Initial Treatment of Nocturnal Enuresis (Bed Wetting)
Start with education, behavioral interventions, and treating constipation before considering alarm therapy or medications.
First Steps: Assessment and Family Education
Begin by reassuring parents that bedwetting affects 15-20% of 5-year-olds with a 14% spontaneous remission rate annually, and emphasize this is not the child's fault 1, 2. This reduces parental guilt and prevents harmful punitive responses that worsen outcomes 1.
Essential Initial Workup
- Perform urinalysis to rule out diabetes mellitus, urinary tract infection, or kidney disease 1, 2
- Complete a frequency-volume chart or bladder diary for at least 1 week to establish baseline patterns and distinguish monosymptomatic from non-monosymptomatic enuresis 1, 2
- Screen aggressively for constipation by asking about bowel movement frequency and stool consistency, as treating constipation alone resolves urinary symptoms in up to 63% of cases with nocturnal enuresis 1
Initial Treatment: Behavioral Interventions (First-Line for All Ages)
These simple interventions should be implemented immediately and carry no risk:
- Implement a reward system (sticker chart) for dry nights to increase motivation and awareness, which has independent therapeutic effects 1, 2, 3
- Establish regular daytime voiding schedules: morning, at least twice during school, after school, dinner time, and bedtime 1, 2
- Minimize evening fluid intake (limit to 200 ml or 6 ounces), particularly caffeinated beverages, while ensuring adequate hydration earlier in the day 1, 2
- Treat constipation aggressively first with dietary changes and polyethylene glycol if needed before escalating urinary treatments 1, 4
- Involve the child in changing wet bedding to raise awareness (not as punishment) 1, 2
- Encourage physical activity during the day 1, 2
Critical Pitfall to Avoid
Never punish, shame, or create control struggles around bedwetting as this worsens the condition and creates psychological distress 1, 2. Penalties for wet beds are counter-productive 5.
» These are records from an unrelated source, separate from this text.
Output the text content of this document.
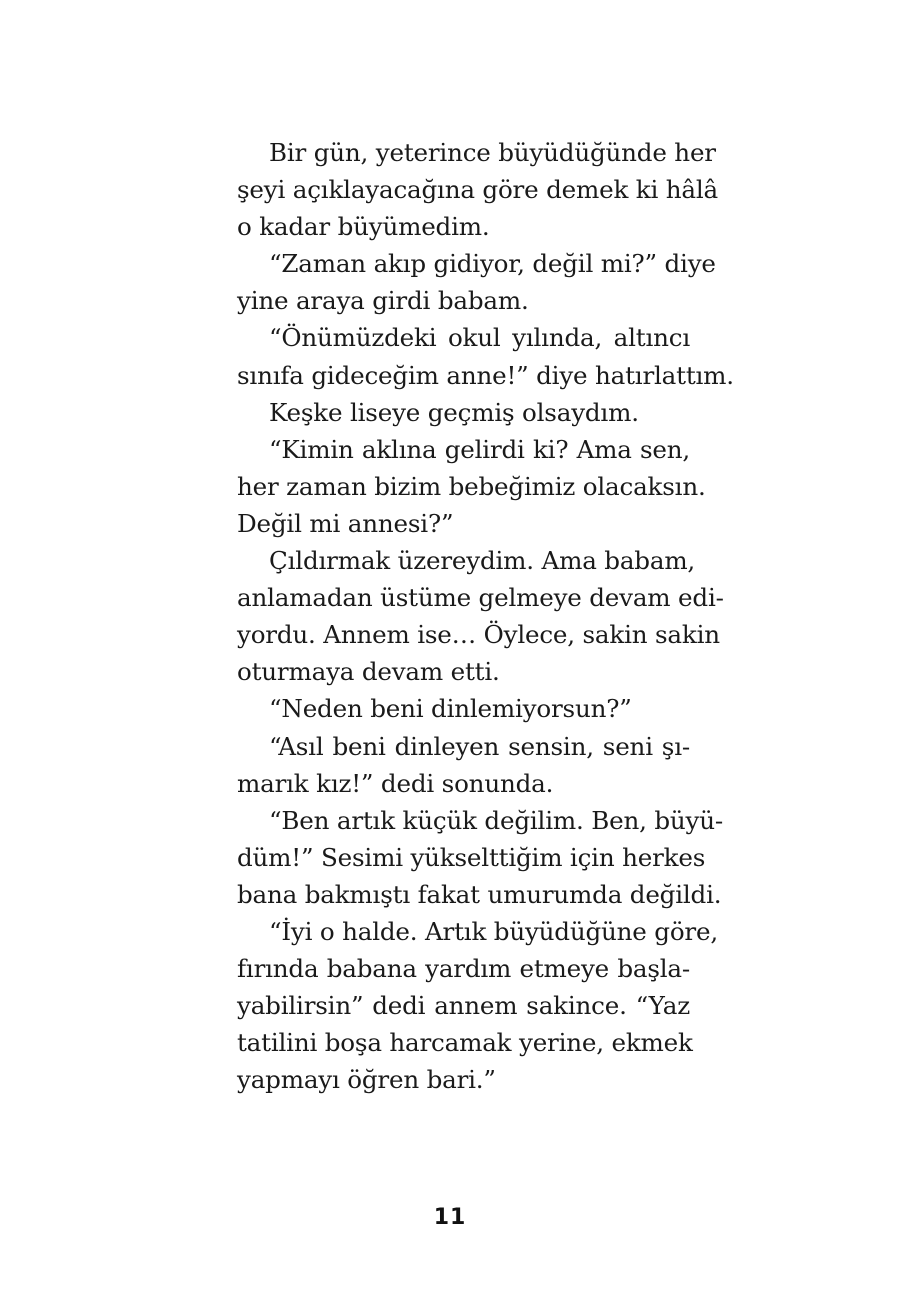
Bir gün, yeterince büyüdüğünde her
şeyi açıklayacağına göre demek ki hâlâ
o kadar büyümedim.
“Zaman akıp gidiyor, değil mi?” diye
yine araya girdi babam.
“Önümüzdeki okul yılında, altıncı
sınıfa gideceğim anne!” diye hatırlattım.
Keşke liseye geçmiş olsaydım.
“Kimin aklına gelirdi ki? Ama sen,
her zaman bizim bebeğimiz olacaksın.
Değil mi annesi?”
Çıldırmak üzereydim. Ama babam,
anlamadan üstüme gelmeye devam edi-
yordu. Annem ise… Öylece, sakin sakin
oturmaya devam etti.
“Neden beni dinlemiyorsun?”
“Asıl beni dinleyen sensin, seni şı-
marık kız!” dedi sonunda.
“Ben artık küçük değilim. Ben, büyü-
düm!” Sesimi yükselttiğim için herkes
bana bakmıştı fakat umurumda değildi.
“İyi o halde. Artık büyüdüğüne göre,
fırında babana yardım etmeye başla-
yabilirsin” dedi annem sakince. “Yaz
tatilini boşa harcamak yerine, ekmek
yapmayı öğren bari.”
11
Treatment Escalation After Age 6
If behavioral interventions fail after 1-2 months of consistent therapy in children 6 years and older:
Second-Line: Enuresis Alarm Therapy (Most Effective Long-Term)
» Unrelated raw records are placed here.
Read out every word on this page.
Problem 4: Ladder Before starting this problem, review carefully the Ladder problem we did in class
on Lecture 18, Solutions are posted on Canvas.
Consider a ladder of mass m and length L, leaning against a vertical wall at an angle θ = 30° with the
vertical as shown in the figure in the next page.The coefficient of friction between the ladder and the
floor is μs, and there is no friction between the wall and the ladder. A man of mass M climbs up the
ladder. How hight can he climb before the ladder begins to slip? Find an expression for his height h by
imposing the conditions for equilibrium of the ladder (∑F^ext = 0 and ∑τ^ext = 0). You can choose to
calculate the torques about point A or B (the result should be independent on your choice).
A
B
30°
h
- Alarm therapy is first-line treatment after age 6 with approximately 66% success rates 2, 4, 5
- About two-thirds of children become dry during alarm use, and nearly half who persist remain dry after treatment finishes 5
- Alarms are superior to desmopressin by the end of treatment (RR 0.71) and show greater long-term success 5
- Alarms are more effective than tricyclics both during treatment (RR 0.73) and afterwards (RR 0.58) 5
- Provide written instructions, establish a contract, and schedule frequent monitoring appointments to enhance success 1
- Continue treatment for at least 2-3 months before attempting to wean 1
- Add overlearning (giving extra fluids at bedtime after achieving dryness) to reduce relapse rates (RR 1.92) 5
Third-Line: Desmopressin (For Nocturnal Polyuria)
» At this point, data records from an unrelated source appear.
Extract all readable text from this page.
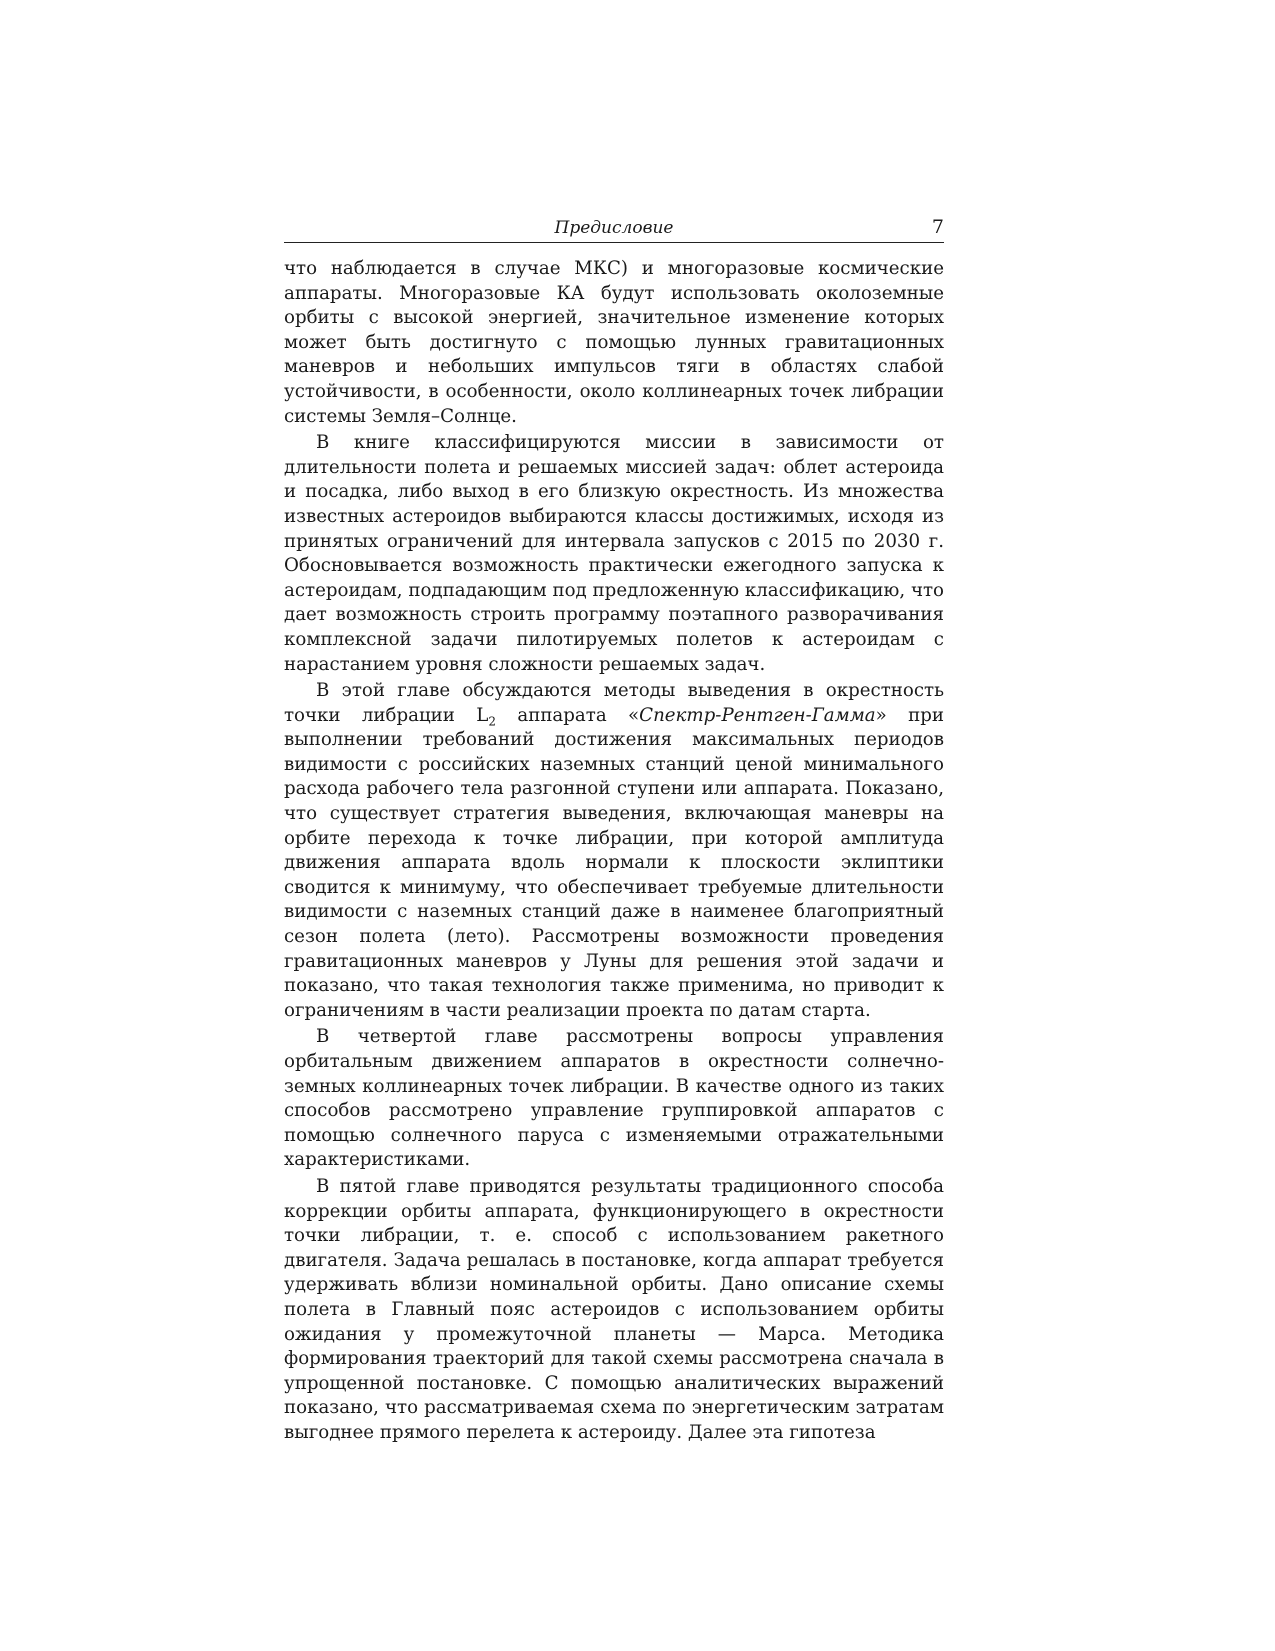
Предисловие	7

что наблюдается в случае МКС) и многоразовые космические аппараты. Многоразовые КА будут использовать околоземные орбиты с высокой энергией, значительное изменение которых может быть достигнуто с помощью лунных гравитационных маневров и небольших импульсов тяги в областях слабой устойчивости, в особенности, около коллинеарных точек либрации системы Земля–Солнце.

В книге классифицируются миссии в зависимости от длительности полета и решаемых миссией задач: облет астероида и посадка, либо выход в его близкую окрестность. Из множества известных астероидов выбираются классы достижимых, исходя из принятых ограничений для интервала запусков с 2015 по 2030 г. Обосновывается возможность практически ежегодного запуска к астероидам, подпадающим под предложенную классификацию, что дает возможность строить программу поэтапного разворачивания комплексной задачи пилотируемых полетов к астероидам с нарастанием уровня сложности решаемых задач.

В этой главе обсуждаются методы выведения в окрестность точки либрации $L_2$ аппарата «Спектр-Рентген-Гамма» при выполнении требований достижения максимальных периодов видимости с российских наземных станций ценой минимального расхода рабочего тела разгонной ступени или аппарата. Показано, что существует стратегия выведения, включающая маневры на орбите перехода к точке либрации, при которой амплитуда движения аппарата вдоль нормали к плоскости эклиптики сводится к минимуму, что обеспечивает требуемые длительности видимости с наземных станций даже в наименее благоприятный сезон полета (лето). Рассмотрены возможности проведения гравитационных маневров у Луны для решения этой задачи и показано, что такая технология также применима, но приводит к ограничениям в части реализации проекта по датам старта.

В четвертой главе рассмотрены вопросы управления орбитальным движением аппаратов в окрестности солнечно-земных коллинеарных точек либрации. В качестве одного из таких способов рассмотрено управление группировкой аппаратов с помощью солнечного паруса с изменяемыми отражательными характеристиками.

В пятой главе приводятся результаты традиционного способа коррекции орбиты аппарата, функционирующего в окрестности точки либрации, т. е. способ с использованием ракетного двигателя. Задача решалась в постановке, когда аппарат требуется удерживать вблизи номинальной орбиты. Дано описание схемы полета в Главный пояс астероидов с использованием орбиты ожидания у промежуточной планеты — Марса. Методика формирования траекторий для такой схемы рассмотрена сначала в упрощенной постановке. С помощью аналитических выражений показано, что рассматриваемая схема по энергетическим затратам выгоднее прямого перелета к астероиду. Далее эта гипотеза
Consider desmopressin when alarm therapy has failed or is unlikely to be successful, particularly if nocturnal polyuria is documented 1, 2:
- Typical oral dose: 0.2 to 0.4 mg tablets or 120 to 240 mg melt formulation, taken 1 hour before bedtime 1
- Expect immediate anti-enuretic effect with approximately 30% full response and 40% partial response rates 1, 2
- Strictly limit fluid intake to 200 ml (6 ounces) or less in the evening and no drinking until morning to prevent hyponatremia 1
- Desmopressin may have more immediate effects than alarms but is less effective long-term 5
Fourth-Line: Anticholinergics (For Detrusor Overactivity)
Consider as second-line pharmacotherapy for children with suspected detrusor overactivity when standard treatments have failed 1:
- Options include oxybutynin (5 mg), tolterodine (2 mg), or propiverine (0.4 mg/kg) at bedtime 1
- Monitor for constipation and post-void residual urine that may cause UTIs 1
Fifth-Line: Imipramine (Tertiary Care Only)
Consider imipramine only as third-line therapy at tertiary care facilities due to safety concerns, though approximately 50% of therapy-resistant children respond 1.
Combination Therapy for Resistant Cases
- Combine alarm therapy with desmopressin for children not responding to single modalities 1
- Prioritize treating constipation first before escalating urinary treatments if both conditions coexist 1, 4
Follow-Up Strategy
Schedule monthly follow-up appointments to sustain motivation and assess treatment response 1, 2. Reassess the diagnosis and consider referral to a specialist if no improvement occurs after 1-2 months of consistent therapy 1.
When to Refer Immediately
Children with severe/continuous incontinence, weak urinary stream, or non-monosymptomatic enuresis must be sent to a specialized center without delay 4.